In the above code, it should check if the tensor_name is 'bias'. Otherwise the layer will be replace by HQQlinear if the tensor_name is bias.
How to solve this problem?

Expected behavior

--

Answer 1 · 2024-05-10T07:44:54.000Z

Hi @mxjmtxrm
Can you share which model are you trying to quantize?

Answer 2 · 2024-05-10T07:53:17.000Z

It is my own model based on hf llama2 7B. I just modify the bias of qkv proj is True. So the pretrained ckpt contains .bias, and then the above error arised.

Answer 3 · 2024-05-10T12:13:10.000Z

I use the distil-whisper model. I'm getting the same error. BitsAndBytesConfig optimization method works. HQQ method gives error.

Answer 4 · 2024-05-10T16:43:11.000Z

@mobicham,

Can you check?

Answer 5 · 2024-05-10T16:54:56.000Z

Can you share a code snippet to reproduce this please?

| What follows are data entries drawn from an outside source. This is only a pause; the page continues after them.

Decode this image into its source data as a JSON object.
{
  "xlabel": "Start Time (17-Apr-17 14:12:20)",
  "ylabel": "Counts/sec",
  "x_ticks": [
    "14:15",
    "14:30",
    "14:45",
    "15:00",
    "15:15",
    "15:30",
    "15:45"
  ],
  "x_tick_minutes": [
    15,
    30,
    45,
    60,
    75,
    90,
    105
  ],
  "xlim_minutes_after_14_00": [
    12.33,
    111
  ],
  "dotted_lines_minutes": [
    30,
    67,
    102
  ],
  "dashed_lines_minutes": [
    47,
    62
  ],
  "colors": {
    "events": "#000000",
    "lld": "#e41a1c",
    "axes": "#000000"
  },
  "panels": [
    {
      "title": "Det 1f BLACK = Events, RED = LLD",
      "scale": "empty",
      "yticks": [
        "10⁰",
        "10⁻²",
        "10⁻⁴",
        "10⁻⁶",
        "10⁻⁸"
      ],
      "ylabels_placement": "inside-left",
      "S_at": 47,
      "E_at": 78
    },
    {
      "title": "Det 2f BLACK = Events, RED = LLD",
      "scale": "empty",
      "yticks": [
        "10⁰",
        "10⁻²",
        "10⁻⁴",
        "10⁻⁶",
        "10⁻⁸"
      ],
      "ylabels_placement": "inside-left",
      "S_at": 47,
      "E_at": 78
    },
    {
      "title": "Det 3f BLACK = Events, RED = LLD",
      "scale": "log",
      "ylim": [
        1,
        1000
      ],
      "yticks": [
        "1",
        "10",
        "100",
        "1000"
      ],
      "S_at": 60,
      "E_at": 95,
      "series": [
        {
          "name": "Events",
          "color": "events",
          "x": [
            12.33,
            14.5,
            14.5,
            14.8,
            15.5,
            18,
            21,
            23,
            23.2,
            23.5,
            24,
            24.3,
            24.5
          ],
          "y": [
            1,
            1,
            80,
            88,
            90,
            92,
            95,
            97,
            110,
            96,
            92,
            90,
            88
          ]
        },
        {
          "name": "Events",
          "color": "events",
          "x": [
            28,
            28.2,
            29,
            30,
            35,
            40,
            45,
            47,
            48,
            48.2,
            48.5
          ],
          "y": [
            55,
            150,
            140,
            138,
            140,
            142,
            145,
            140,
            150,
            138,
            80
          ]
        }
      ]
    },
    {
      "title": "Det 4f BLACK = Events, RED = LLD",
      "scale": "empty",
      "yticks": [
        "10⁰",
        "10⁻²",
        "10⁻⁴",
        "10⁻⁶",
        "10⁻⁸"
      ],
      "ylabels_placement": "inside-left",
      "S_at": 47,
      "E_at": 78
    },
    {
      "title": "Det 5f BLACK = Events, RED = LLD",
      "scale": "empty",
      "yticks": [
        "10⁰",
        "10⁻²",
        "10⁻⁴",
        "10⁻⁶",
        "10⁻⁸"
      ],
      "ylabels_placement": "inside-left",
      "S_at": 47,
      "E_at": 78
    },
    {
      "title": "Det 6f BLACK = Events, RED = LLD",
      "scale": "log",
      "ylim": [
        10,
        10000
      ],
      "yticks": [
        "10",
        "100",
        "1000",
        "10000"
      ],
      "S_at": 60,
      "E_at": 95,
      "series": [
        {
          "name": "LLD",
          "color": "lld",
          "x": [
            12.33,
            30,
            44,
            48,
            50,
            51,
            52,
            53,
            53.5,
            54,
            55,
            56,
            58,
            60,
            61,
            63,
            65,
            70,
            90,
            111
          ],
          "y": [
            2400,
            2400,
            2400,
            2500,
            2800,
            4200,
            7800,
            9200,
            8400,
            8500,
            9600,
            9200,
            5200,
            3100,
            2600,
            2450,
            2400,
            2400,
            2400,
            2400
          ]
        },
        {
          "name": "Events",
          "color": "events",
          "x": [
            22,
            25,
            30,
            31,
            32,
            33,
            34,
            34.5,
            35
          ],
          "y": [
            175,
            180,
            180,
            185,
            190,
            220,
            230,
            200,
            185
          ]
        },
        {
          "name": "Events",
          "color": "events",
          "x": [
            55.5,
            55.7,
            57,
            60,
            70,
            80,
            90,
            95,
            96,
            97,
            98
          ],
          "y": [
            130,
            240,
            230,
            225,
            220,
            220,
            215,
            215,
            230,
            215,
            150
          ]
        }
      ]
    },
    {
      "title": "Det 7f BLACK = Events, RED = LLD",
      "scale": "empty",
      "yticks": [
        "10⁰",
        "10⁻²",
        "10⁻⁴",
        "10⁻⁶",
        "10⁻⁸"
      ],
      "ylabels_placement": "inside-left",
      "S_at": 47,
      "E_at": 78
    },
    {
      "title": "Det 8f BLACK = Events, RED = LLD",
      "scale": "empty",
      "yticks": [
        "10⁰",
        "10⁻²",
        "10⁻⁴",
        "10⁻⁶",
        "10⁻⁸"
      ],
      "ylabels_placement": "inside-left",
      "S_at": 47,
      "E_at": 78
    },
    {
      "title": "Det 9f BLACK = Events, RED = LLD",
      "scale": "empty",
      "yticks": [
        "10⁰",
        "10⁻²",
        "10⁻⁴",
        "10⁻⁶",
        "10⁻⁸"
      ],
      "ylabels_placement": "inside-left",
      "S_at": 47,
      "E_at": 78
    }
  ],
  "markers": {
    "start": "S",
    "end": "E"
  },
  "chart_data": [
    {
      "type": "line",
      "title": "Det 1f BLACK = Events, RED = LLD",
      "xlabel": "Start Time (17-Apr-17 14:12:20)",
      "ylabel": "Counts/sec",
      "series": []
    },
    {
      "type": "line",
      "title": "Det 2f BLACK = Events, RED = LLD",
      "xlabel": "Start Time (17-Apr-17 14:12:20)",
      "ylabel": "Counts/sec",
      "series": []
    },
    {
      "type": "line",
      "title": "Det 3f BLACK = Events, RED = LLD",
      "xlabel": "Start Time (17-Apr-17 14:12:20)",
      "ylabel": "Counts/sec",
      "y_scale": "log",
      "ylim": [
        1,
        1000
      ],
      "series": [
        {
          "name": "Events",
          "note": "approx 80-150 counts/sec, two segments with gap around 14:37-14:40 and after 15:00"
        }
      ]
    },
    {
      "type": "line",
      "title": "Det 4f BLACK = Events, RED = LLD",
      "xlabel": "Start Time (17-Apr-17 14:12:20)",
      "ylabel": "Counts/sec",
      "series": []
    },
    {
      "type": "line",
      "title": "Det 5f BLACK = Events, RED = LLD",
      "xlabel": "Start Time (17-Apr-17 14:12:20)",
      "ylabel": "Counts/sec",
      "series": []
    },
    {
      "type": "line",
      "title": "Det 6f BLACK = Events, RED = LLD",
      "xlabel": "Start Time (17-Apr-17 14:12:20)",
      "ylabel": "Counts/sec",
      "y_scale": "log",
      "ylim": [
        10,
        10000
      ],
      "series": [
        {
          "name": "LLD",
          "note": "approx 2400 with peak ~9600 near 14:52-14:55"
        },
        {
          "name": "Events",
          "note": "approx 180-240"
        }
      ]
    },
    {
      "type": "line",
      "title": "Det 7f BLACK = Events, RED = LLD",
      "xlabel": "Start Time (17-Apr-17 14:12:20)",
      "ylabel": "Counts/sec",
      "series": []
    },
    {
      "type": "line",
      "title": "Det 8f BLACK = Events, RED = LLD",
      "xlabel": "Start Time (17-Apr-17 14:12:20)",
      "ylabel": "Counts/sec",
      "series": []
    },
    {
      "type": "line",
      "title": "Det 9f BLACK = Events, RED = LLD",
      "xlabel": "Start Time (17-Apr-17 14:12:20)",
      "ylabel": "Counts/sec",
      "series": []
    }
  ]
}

Answer 6 · 2024-05-10T17:15:24.000Z

Thanks everyone ! Indeed I was able to repro with:

from transformers import AutoModelForSpeechSeq2Seq, HqqConfig

model_id = "distil-whisper/distil-large-v2"

quant_config  = HqqConfig(nbits=1, group_size=64, quant_zero=False, quant_scale=False, axis=0)

model = AutoModelForSpeechSeq2Seq.from_pretrained(model_id, quantization_config=quant_config, device_map="cuda")
print(model)

Answer 7 · 2024-05-10T17:15:58.000Z

Fixed it, will do a PR right now.

Answer 8 · 2024-05-10T17:16:36.000Z

Awesome, thanks !